"A História de Shuggie Bain", de Douglas Stuart
“A tristeza era um hóspede melhor; pelo menos era quieta, confiável, consistente”
"A História de Shuggie Bain", livro de estreia do escocês Douglas Stuart, narra a ingrata tarefa de tentar salvar uma pessoa que não quer ajuda, num esforço comparável ao de Sísifo, condenado por toda a eternidade a levar uma rocha ao cume de um morro, apenas para vê-la rolar novamente.
No livro, ganhador do renomado Booker Prize de 2020, acompanhamos a história de Shuggie, um menino tímido que entre seus cinco e dezesseis anos trava uma batalha desesperada - e perdida desde o princípio - para sobreviver e ajudar a mãe alcoolista.
Gay, Shuggie é alvo de bullying e abusos durante toda sua infância, que acontece longe do pai, que abandona a família, e dos irmãos, que fogem de casa assim que encontram uma oportunidade, tendo por perto apenas a mãe, numa relação inversa desde muito cedo, onde ele se vê obrigado a cuidar dela e da casa da melhor forma que consegue.
Como pano de fundo temos a Glasgow, cidade operária da Escócia, passando por um de seus piores momentos de crise, durante o governo de Margaret Thatcher na década de 80, com índices de desemprego nas alturas e fome por todos os lados.
Apesar de toda a tristeza do enredo, não podemos nos deixar enganar. O livro, que contém traços autobiográficos, é, acima de tudo, uma carta de amor, crua e desesperada, do autor para a mãe, morta quando ele ainda era adolescente, após anos de abuso de álcool.
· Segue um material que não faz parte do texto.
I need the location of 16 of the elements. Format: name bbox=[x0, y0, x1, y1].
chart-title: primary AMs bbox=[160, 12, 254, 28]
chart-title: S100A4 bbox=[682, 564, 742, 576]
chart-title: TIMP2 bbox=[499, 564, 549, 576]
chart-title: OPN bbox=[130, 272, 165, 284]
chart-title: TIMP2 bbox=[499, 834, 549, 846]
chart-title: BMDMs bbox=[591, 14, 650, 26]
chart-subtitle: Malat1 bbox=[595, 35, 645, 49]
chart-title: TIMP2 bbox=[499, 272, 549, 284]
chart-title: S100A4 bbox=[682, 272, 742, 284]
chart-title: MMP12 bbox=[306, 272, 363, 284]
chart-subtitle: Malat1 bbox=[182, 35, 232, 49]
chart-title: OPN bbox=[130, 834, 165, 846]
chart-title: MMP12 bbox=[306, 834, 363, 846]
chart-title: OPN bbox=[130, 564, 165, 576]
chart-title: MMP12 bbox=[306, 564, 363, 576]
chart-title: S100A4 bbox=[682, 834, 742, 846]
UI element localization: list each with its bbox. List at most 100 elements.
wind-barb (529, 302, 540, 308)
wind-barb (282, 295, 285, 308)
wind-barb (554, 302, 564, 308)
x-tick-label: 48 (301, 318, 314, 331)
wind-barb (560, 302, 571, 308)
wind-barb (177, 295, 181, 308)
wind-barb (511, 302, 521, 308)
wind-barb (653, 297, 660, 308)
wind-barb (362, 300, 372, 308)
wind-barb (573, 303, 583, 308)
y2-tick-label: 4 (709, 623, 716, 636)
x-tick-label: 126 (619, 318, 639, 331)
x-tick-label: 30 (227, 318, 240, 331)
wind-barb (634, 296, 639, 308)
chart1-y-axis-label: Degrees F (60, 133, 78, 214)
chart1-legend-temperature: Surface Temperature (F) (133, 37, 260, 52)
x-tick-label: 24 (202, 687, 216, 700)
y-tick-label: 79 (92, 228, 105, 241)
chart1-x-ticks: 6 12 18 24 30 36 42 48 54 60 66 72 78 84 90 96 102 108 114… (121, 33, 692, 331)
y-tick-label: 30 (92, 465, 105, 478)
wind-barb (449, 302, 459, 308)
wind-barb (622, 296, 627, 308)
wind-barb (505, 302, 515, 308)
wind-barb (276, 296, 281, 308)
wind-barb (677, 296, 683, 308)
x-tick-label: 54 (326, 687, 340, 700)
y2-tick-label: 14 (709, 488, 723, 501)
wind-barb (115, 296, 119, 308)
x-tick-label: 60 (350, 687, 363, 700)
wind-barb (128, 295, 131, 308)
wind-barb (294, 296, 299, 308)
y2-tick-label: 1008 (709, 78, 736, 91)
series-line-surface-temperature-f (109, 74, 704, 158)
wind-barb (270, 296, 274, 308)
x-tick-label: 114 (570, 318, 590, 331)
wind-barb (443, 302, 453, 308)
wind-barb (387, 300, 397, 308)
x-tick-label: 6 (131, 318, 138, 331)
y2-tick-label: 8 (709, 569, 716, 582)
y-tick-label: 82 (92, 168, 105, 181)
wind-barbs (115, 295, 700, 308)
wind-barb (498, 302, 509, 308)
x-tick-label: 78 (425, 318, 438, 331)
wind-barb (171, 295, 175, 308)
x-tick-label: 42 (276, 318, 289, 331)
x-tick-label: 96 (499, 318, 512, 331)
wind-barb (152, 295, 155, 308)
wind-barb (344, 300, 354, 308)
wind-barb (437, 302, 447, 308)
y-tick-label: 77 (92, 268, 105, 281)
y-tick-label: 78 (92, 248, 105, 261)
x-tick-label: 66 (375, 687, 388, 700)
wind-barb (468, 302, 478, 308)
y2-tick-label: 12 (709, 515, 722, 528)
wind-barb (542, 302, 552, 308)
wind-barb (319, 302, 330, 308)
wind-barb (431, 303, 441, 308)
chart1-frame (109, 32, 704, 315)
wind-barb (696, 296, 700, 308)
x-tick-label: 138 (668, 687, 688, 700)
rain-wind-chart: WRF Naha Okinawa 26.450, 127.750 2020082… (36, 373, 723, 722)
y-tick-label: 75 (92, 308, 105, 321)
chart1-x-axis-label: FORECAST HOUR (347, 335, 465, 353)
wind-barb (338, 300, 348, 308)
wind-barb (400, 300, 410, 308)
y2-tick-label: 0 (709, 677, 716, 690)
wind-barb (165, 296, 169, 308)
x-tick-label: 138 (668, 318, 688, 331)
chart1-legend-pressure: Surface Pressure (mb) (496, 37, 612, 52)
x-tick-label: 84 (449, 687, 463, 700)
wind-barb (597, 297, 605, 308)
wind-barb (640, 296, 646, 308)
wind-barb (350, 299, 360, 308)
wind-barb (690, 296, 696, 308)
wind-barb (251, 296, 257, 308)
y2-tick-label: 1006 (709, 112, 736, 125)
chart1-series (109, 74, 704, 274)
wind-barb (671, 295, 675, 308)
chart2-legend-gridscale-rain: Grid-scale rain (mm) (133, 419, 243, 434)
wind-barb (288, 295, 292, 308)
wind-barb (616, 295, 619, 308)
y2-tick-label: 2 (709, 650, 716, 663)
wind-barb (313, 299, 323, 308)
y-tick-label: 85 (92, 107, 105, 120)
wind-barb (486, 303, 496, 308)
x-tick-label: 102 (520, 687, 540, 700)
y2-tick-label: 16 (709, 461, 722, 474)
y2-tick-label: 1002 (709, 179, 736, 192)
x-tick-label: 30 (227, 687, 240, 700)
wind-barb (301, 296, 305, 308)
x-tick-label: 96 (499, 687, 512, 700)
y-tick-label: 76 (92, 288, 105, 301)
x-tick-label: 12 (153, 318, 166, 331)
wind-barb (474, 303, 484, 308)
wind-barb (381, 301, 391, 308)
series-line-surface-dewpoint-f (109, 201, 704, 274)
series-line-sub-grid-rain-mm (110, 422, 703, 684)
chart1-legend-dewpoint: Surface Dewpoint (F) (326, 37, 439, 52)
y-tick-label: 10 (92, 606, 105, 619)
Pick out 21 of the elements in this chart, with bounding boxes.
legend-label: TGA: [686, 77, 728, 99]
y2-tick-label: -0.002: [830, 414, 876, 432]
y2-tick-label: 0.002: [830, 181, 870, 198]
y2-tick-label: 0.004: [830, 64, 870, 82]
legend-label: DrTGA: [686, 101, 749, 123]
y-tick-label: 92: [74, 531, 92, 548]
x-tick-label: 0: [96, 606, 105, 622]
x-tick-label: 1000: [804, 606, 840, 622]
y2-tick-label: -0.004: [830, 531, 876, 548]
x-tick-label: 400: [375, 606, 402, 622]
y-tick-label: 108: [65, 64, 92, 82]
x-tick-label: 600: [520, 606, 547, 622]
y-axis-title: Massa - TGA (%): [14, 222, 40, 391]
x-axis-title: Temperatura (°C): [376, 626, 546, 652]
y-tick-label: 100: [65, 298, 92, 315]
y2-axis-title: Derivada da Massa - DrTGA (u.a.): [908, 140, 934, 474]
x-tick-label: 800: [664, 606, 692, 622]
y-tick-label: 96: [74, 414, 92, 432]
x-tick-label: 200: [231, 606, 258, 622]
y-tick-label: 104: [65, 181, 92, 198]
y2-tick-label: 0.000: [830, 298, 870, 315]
O título do livro pode levar o nome de Shuggie, mas a obra é também protagonizada pela mãe dele, Agnes, uma mulher orgulhosa e de rara beleza, que mesmo em seus momentos mais obscuros, quando tenta se matar, ou precisa se prostituir para conseguir comprar mais bebidas, está sempre mostrando um raro senso de dignidade.
A admiração de Shuggie pela progenitora é imensa. Desde pequeno o protagonista não tem nada além de amor para dar para a mãe, parecendo desde muito cedo entender que ela sofre de um transtorno e que suas ações não são quem ela é. Ele sente uma necessidade de defendê-la não somente do mundo à sua volta, mas principalmente de si mesma.
No comovente final do livro vemos seu maior ato de amor após anos e mais anos de sofrimento. É muito triste vê-lo perceber que, no final das contas, existe muito pouco que ele possa fazer para de fato ajudar alguém que não quer ajuda.
Apesar de toda a beleza do texto, é uma leitura que não se traduz muito bem para o público brasileiro. Muitos aspectos do contexto onde a história se passa são muito distantes da nossa realidade brasileira de 2022 e podem não trazer todas as informações que o autor queria passar.
Além disso, a intenção do escritor de narrar todos os menores detalhes sobre o dia a dia da pessoa que tem problemas com a bebida - e como isso pode afetar todos ao seu redor - acaba por trazer um tom repetitivo para vários trechos do livro.
Conclusão: É uma obra de rara beleza, sem sombra de dúvidas, mas é preciso ir a fundo - e atravessar quase 600 páginas, muitas delas levadas num ritmo extremamente lento - para poder apreciar a mensagem.